7. O sexto pressuposto, de caráter metodológico, consiste na fé na história, no sentido de pressupor que a história e o passado histórico têm a possibilidade, desde que se lhe abra caminho, de dar um impulso ao presente ou, melhor dizendo, ao futuro.

8. Os seis pressupostos revelam-se muito exigentes ainda que se persiga apenas a filologia, encontrando-se a filosofia hoje em melhor situação na medida em que opera fora do pressuposto fundamental de que tudo está tal como deveria estar, cabendo, para a demarcação do modo e da maneira como aqui se trata a filosofia, convocar o próprio Aristóteles como testemunha, tratando-se aqui de fato a filosofia, mas com a finalidade de implantar o instinto para o que é evidente por si mesmo e o instinto para o que é antigo.

9. Aristóteles distingue, em Metafísica, Livro IV, Capítulo 2, entre dialektiké, sophistiké e filosofia.
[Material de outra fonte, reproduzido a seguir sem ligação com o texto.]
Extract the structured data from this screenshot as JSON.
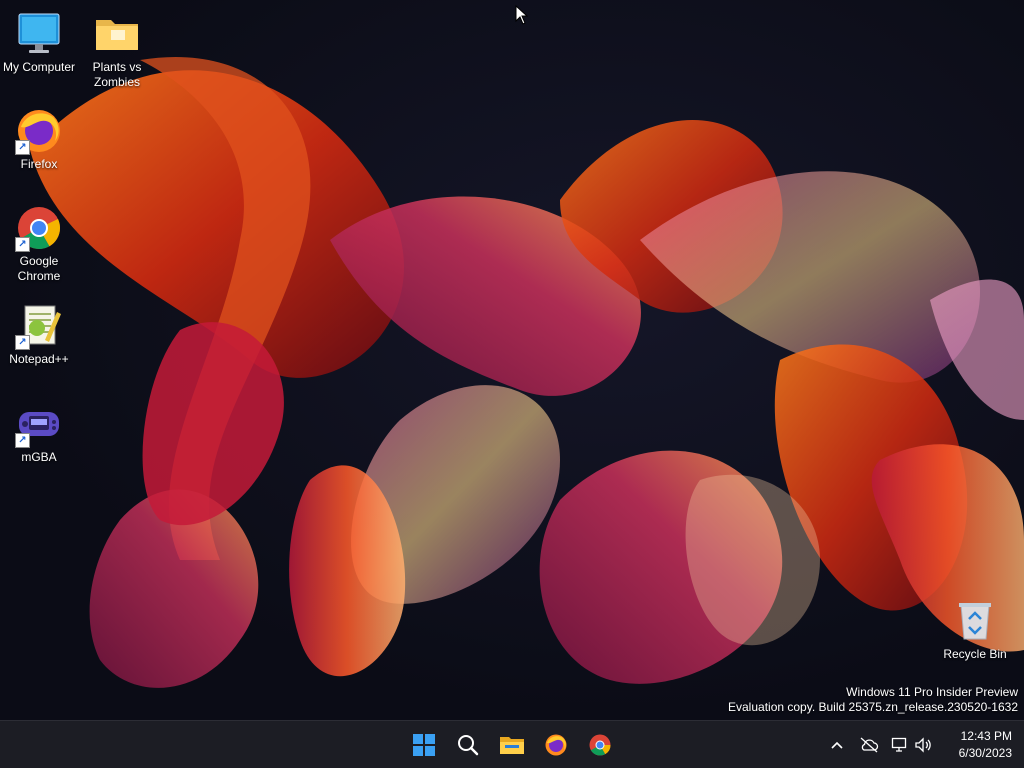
{
  "desktop": {
    "icons": [
      {
        "id": "my-computer",
        "label": "My Computer",
        "icon": "monitor-icon"
      },
      {
        "id": "plants-vs-zombies",
        "label": "Plants vs Zombies",
        "icon": "folder-icon"
      },
      {
        "id": "firefox",
        "label": "Firefox",
        "icon": "firefox-icon"
      },
      {
        "id": "google-chrome",
        "label": "Google Chrome",
        "icon": "chrome-icon"
      },
      {
        "id": "notepad-plus-plus",
        "label": "Notepad++",
        "icon": "notepad-plus-plus-icon"
      },
      {
        "id": "mgba",
        "label": "mGBA",
        "icon": "mgba-icon"
      },
      {
        "id": "recycle-bin",
        "label": "Recycle Bin",
        "icon": "recycle-bin-icon"
      }
    ],
    "watermark": {
      "line1": "Windows 11 Pro Insider Preview",
      "line2": "Evaluation copy. Build 25375.zn_release.230520-1632"
    }
  },
  "taskbar": {
    "apps": [
      "start-icon",
      "search-icon",
      "file-explorer-icon",
      "firefox-icon",
      "chrome-icon"
    ],
    "tray": [
      "chevron-up-icon",
      "cloud-off-icon",
      "network-icon",
      "speaker-icon"
    ],
    "clock": {
      "time": "12:43 PM",
      "date": "6/30/2023"
    }
  },
  "colors": {
    "taskbar_bg": "#1c1d24",
    "accent": "#0078d4"
  }
}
  • Sophistiké e dialektiké ocupam-se dos mesmos temas de que se ocupa a filosofia, distinguindo-se esta de ambas pelo modo de abordar tais temas, isto é, pelo modo de tratar o mesmo objeto.
  • A filosofia difere da dialektiké no modo da possibilidade a que esta faz jus, pois a dialektiké faz apenas uma tentativa de averiguar aquilo que poderia estar significado pelos logoi, um diaporeuesthai tous logous, como diz Platão, um percorrer daquilo que porventura poderia estar significado, sendo esse o sentido da dialética grega.
  • A dynamis da dialektiké é, em contraste com a filosofia, limitada, ainda que a dialektiké esteja voltada para a coisa mesma, para a exposição daquilo que é significado, ao passo que a sophistiké, falando embora do mesmo assunto, apenas parece ser filosofia, sem o ser.
  • A dialektiké é de fato séria, mas apenas com a seriedade de uma investigação tentativa daquilo que em última instância poderia estar significado, sendo nesse sentido que aqui se trata a filosofia, no modo de uma investigação daquilo que em última instância poderia estar significado, sendo decisivo alcançar uma compreensão preliminar daquilo que é significado por filosofia.